Dans ce témoignage envoyé à l’amicale d’Eysses au début des années 1970, Marguerite Belloni évoque ce jour de février 1944 où elle fut la première à fleurir les sépultures provisoires des 12 fusillés d’Eysses et de Louis Aulagne. L’article est illustré par une photographie des tombes de 4 des douze fusillés prise par Marguerite Belloni courant mars 1944.


Auteur : Fabrice Bourrée

Contexte historique

Marguerite Varlot est née le 21 octobre 1899 à Amiens. Le 28 mars 1918, la population amiénoise évacue la ville face à l’offensive allemande. Marguerite et sa famille partent pour Rouen puis Agen. Le 10 janvier 1920, elle épouse Jean Arthur Belloni et ensemble ils s’installent à Villeneuve-sur-Lot. En 1936, Marguerite est secrétaire du Secours Populaire de Villeneuve. Engagé dans la Résistance, son mari est arrêté le 15 juin 1941 et, après différentes prisons (Agen, Toulouse, Tarbes), il est incarcéré à Eysses, (Villeneuve sur Lot) non loin de chez lui. Marguerite et sa fille Jeannine aident, à leur manière les emprisonnés d’Eysses en sortant clandestinement de la centrale leurs courriers.
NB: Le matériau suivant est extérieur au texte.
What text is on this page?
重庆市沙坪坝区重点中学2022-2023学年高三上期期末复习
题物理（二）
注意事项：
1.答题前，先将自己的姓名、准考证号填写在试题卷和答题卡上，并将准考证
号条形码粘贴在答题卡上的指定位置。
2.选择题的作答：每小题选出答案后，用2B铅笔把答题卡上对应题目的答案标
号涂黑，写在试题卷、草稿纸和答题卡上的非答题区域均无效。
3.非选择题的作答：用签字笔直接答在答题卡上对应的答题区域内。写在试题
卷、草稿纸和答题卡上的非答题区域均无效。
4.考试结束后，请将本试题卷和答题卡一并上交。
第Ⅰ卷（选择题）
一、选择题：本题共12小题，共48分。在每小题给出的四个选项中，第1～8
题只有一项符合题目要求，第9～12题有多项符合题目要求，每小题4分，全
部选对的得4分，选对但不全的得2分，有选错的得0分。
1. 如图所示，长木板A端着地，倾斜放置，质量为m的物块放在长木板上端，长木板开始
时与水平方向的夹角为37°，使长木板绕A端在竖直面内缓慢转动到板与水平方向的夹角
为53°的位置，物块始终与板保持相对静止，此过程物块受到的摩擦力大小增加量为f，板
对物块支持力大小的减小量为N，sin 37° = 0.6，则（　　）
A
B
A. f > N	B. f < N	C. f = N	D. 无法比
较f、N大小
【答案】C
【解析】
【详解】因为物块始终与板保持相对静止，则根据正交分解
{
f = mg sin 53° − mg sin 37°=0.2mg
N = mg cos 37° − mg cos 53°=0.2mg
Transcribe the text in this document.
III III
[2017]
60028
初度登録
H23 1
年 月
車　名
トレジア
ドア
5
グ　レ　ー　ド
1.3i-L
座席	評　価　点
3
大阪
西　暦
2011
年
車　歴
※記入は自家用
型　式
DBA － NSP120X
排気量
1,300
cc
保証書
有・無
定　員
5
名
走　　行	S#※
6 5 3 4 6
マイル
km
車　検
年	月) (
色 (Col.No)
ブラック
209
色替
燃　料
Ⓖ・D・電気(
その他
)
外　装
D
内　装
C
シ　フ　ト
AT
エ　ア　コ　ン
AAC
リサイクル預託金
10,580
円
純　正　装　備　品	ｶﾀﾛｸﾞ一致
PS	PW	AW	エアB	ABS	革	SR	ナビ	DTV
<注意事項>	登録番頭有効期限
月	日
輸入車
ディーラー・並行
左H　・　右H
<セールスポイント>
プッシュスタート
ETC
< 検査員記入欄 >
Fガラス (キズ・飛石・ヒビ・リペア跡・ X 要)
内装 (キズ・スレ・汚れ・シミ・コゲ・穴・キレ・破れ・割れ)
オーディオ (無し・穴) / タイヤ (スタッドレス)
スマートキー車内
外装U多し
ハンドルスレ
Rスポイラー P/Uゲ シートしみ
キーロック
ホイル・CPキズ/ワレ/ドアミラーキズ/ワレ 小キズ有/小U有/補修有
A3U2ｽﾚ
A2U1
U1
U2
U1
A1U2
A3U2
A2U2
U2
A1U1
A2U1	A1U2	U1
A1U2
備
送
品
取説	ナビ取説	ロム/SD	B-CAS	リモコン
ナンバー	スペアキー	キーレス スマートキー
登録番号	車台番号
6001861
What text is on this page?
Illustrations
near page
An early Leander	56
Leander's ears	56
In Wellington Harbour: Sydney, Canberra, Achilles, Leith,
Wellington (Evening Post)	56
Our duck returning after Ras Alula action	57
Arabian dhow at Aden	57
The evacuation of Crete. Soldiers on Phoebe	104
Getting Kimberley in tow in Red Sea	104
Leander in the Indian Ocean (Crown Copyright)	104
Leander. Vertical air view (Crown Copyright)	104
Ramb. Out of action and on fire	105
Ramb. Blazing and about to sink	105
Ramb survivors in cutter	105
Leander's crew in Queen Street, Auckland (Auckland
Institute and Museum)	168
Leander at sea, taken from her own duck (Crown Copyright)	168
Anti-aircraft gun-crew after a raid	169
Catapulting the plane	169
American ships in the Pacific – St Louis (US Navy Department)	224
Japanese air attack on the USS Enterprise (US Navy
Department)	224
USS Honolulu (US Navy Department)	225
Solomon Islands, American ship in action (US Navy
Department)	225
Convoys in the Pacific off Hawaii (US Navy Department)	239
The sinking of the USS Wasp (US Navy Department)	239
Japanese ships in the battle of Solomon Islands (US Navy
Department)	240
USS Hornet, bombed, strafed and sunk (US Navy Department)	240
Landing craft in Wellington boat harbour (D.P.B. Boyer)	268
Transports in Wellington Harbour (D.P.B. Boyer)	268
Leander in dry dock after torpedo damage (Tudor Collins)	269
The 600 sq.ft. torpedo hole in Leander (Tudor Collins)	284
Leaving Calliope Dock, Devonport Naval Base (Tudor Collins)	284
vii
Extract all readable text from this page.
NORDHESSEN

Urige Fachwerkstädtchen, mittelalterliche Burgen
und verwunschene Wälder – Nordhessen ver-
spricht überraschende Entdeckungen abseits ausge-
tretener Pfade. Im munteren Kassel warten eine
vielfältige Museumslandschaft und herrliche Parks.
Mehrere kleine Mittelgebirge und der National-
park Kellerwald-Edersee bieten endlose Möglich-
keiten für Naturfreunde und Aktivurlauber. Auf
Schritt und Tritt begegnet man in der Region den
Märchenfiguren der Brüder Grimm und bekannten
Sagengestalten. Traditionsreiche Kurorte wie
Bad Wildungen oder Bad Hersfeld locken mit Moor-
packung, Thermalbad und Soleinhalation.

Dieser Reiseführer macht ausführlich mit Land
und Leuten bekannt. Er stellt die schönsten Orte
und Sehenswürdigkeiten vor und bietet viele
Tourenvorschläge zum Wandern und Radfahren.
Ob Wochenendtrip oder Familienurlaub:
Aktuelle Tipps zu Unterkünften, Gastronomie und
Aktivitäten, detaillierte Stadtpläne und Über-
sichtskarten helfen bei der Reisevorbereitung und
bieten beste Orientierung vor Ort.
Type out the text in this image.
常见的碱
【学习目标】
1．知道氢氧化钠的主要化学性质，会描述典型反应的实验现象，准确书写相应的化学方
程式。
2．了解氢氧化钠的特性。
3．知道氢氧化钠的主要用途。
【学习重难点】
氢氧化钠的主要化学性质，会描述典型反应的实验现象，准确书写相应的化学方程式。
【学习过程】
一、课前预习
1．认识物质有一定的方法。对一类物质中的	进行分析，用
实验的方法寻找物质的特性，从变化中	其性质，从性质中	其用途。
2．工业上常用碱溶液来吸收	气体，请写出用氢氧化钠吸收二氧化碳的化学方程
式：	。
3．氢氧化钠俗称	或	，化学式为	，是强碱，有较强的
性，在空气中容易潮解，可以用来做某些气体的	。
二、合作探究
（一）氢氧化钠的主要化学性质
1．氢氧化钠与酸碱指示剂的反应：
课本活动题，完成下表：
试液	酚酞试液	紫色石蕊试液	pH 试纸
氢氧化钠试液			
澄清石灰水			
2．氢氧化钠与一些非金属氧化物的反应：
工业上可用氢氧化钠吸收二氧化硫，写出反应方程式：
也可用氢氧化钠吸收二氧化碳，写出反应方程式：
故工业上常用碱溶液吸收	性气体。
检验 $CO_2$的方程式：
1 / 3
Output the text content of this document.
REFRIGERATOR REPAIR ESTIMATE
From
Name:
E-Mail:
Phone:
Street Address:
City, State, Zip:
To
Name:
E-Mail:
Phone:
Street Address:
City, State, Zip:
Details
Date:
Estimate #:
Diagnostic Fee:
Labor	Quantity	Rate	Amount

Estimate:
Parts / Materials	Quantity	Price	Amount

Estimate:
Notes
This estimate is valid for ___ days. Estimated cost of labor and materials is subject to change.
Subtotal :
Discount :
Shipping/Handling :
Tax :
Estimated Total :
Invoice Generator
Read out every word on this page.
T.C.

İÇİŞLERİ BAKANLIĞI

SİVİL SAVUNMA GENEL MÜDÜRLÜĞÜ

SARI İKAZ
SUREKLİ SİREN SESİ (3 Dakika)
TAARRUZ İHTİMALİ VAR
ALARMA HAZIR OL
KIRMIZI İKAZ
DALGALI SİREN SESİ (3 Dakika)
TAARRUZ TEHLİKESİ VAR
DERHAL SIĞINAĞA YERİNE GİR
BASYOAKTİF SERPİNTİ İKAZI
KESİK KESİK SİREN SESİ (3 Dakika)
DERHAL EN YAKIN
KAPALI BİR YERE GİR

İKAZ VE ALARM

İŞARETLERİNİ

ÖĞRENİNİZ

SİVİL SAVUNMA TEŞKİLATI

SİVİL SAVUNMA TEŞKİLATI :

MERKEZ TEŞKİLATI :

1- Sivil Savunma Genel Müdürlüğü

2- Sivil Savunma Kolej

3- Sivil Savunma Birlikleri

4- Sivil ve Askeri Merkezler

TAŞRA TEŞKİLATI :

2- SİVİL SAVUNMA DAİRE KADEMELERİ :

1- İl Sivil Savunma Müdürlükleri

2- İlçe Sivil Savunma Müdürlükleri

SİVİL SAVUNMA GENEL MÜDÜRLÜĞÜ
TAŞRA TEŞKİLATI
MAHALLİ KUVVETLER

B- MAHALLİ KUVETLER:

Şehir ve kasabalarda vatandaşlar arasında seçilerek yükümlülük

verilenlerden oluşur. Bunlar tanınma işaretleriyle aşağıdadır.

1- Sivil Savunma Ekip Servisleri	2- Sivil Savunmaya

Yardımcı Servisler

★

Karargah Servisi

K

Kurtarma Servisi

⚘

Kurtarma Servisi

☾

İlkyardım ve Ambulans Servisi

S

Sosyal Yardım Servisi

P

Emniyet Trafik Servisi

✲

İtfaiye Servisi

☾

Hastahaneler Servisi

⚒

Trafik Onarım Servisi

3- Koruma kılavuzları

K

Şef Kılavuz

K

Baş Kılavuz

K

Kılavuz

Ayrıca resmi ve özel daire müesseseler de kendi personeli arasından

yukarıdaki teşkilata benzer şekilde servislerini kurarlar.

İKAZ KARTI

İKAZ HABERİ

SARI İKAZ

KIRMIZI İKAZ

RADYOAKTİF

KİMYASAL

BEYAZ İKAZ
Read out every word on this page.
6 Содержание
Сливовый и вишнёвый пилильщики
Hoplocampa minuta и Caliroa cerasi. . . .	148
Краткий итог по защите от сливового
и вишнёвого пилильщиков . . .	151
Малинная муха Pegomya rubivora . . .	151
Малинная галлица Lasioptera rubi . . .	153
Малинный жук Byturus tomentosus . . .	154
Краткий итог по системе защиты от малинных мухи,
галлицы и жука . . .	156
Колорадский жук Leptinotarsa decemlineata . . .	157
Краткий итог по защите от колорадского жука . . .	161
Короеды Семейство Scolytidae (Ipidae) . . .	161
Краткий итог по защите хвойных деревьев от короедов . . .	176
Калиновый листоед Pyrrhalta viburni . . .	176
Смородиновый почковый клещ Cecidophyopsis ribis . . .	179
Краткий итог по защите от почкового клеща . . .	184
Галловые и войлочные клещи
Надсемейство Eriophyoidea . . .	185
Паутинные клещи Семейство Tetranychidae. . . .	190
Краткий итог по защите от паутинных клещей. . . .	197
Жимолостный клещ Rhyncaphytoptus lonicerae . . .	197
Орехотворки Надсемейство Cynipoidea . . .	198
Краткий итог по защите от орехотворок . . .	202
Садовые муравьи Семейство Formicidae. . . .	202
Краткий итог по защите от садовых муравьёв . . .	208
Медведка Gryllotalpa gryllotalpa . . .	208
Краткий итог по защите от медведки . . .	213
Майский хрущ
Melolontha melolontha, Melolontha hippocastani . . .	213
Marguerite se trouvait au cimetière Sainte-Catherine, sur la tombe de ses parents, le jour où les corps des douze fusillés de la centrale ont été inhumés. Ne sachant pas les noms des fusillés, elle ignorait si son mari en faisait partie. Un brigadier de police lui assura que non mais elle ne parvint pas à voir les cercueils. Le lendemain matin, avant d’aller à son travail, elle est revenue au cimetière et, accompagnée de Mme Pujols, la concierge, elle s’est rendue sur les tombes des fusillés. Elle obtient alors la certitude que son mari ne figure pas parmi les fusillés. En revanche, il y a là la tombe de Jean Vigne dont la maman couchait chez elle quand elle venait voir son fils. Les cercueils étaient simplement alignés dans une grande fosse commune et quelques pelles de terre avaient été jetées dessus. En accord avec la concierge, elle prit sur la tombe d’à côté, qui n’était qu’un monticule de terre à l’époque, le bouquet de fleurs qui était dans une boîte et les éparpilla sur le bout des cercueils. C’était sa manière de leur dire un dernier adieu.

A la Libération, Marguerite est surveillante au camp de Carrère où sont internés des collaborateurs et miliciens. Lorsque son mari revient de déportation, ils décident de s’installer à Amiens, ville natale de Marguerite. Entre 1945 et 1947, ils s’investissent tous deux dans les activités de l’Amicale d’ Eysses. Suite au décès de Jean en 1947, elle est obligée de rentrer comme bonne dans une menuiserie, rue du Vivier. En 1948, elle trouve une place d’ouvrière à l’entreprise Louria à Amiens puis effectue de la couture à domicile pour la société EMC. Du 6 décembre 1948 au 6 septembre 1949, Marguerite travaille comme ouvrière à la menuiserie Saint-Omer à Amiens.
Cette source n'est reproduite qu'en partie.